Although some analysts are complaining that the sale price of $2.9 billion is too high, the figure is only slightly more than expected, according to Phillips. "When you look at Bayer's acquisitions over the past few years," he says, "Bayer tends to pay top whack for what they want, to make sure they get it."

Moreover, the purchase includes more than originally expected: In addition to Roche's consumer health division and production sites in Germany, France, Argentina, Morocco, and Indonesia, Bayer also gets Roche's 50% stake in the two firms' U.S. joint venture. Only the OTC business of Japan's Chugai, in which Roche has a majority stake, is not included.

"It is our intention to further strengthen Bayer's OTC business to become world leader, and with this acquisition we make another large step toward this goal," Bayer Chairman Werner Wenning says.

Meanwhile, Bayer has decided that the current stock market climate is so unfavorable to initial public offerings that it will instead spin off Lanxess by issuing shares to current Bayer shareholders. A stock exchange listing is planned for early next year; Bayer will not retain an ownership stake.

The split will leave Bayer with annual sales of about $28 billion, at current exchange rates, in its selected high-value-added industry sectors.
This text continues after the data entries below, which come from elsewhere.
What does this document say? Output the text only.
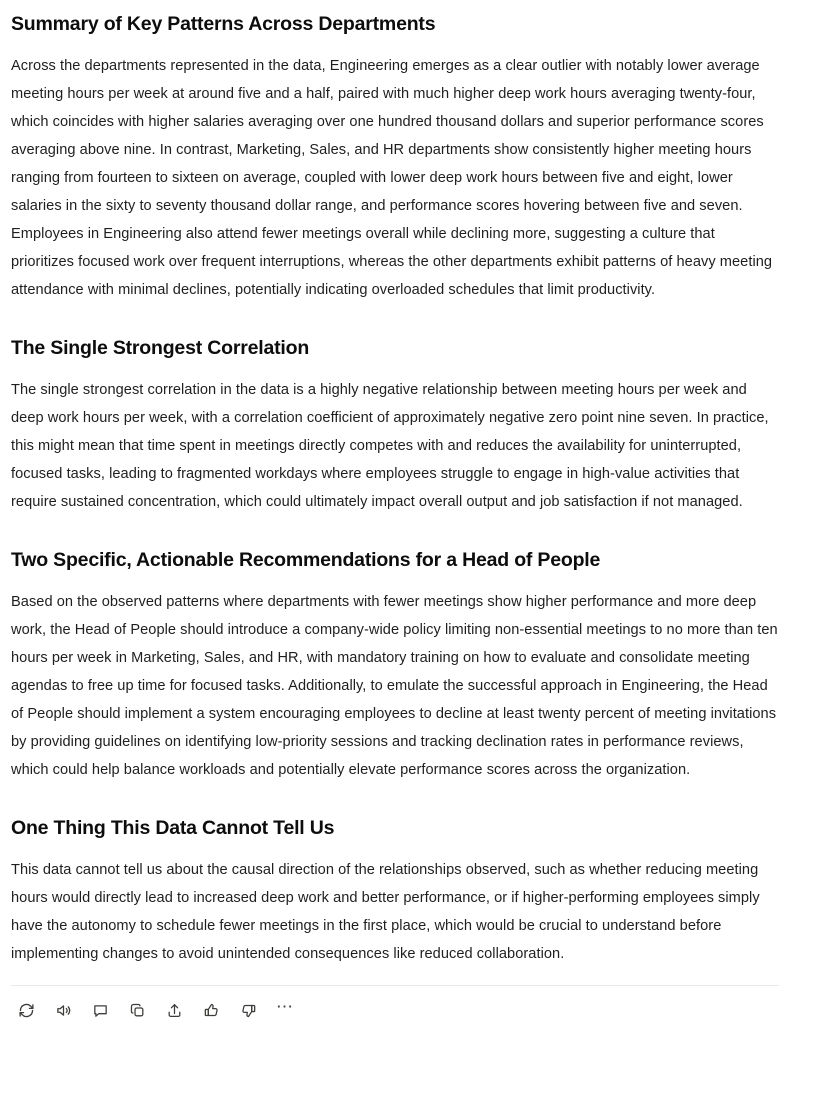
Summary of Key Patterns Across Departments

Across the departments represented in the data, Engineering emerges as a clear outlier with notably lower average meeting hours per week at around five and a half, paired with much higher deep work hours averaging twenty-four, which coincides with higher salaries averaging over one hundred thousand dollars and superior performance scores averaging above nine. In contrast, Marketing, Sales, and HR departments show consistently higher meeting hours ranging from fourteen to sixteen on average, coupled with lower deep work hours between five and eight, lower salaries in the sixty to seventy thousand dollar range, and performance scores hovering between five and seven. Employees in Engineering also attend fewer meetings overall while declining more, suggesting a culture that prioritizes focused work over frequent interruptions, whereas the other departments exhibit patterns of heavy meeting attendance with minimal declines, potentially indicating overloaded schedules that limit productivity.

The Single Strongest Correlation

The single strongest correlation in the data is a highly negative relationship between meeting hours per week and deep work hours per week, with a correlation coefficient of approximately negative zero point nine seven. In practice, this might mean that time spent in meetings directly competes with and reduces the availability for uninterrupted, focused tasks, leading to fragmented workdays where employees struggle to engage in high-value activities that require sustained concentration, which could ultimately impact overall output and job satisfaction if not managed.

Two Specific, Actionable Recommendations for a Head of People

Based on the observed patterns where departments with fewer meetings show higher performance and more deep work, the Head of People should introduce a company-wide policy limiting non-essential meetings to no more than ten hours per week in Marketing, Sales, and HR, with mandatory training on how to evaluate and consolidate meeting agendas to free up time for focused tasks. Additionally, to emulate the successful approach in Engineering, the Head of People should implement a system encouraging employees to decline at least twenty percent of meeting invitations by providing guidelines on identifying low-priority sessions and tracking declination rates in performance reviews, which could help balance workloads and potentially elevate performance scores across the organization.

One Thing This Data Cannot Tell Us

This data cannot tell us about the causal direction of the relationships observed, such as whether reducing meeting hours would directly lead to increased deep work and better performance, or if higher-performing employees simply have the autonomy to schedule fewer meetings in the first place, which would be crucial to understand before implementing changes to avoid unintended consequences like reduced collaboration.

⋯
Lanxess will have sales running at more than $7 billion in more commodity-oriented chemicals and polymers.

Bayer will hold a shareholders meeting in mid-November to vote on the spin-off proposal. By that time, the company says, a full evaluation of pricing and other details will be completed.

The company will not comment on press reports that private equity firms Bain Capital and the Carlyle Group are in a bidding battle for the blood plasma operations, which investment bankers Morgan Stanley have been trying to sell for Bayer since last year. The sale is expected to be wrapped up in the next several months. Bayer wants to keep the jewel of the blood plasma business, the genetically engineered hemophilia treatment Kogenate.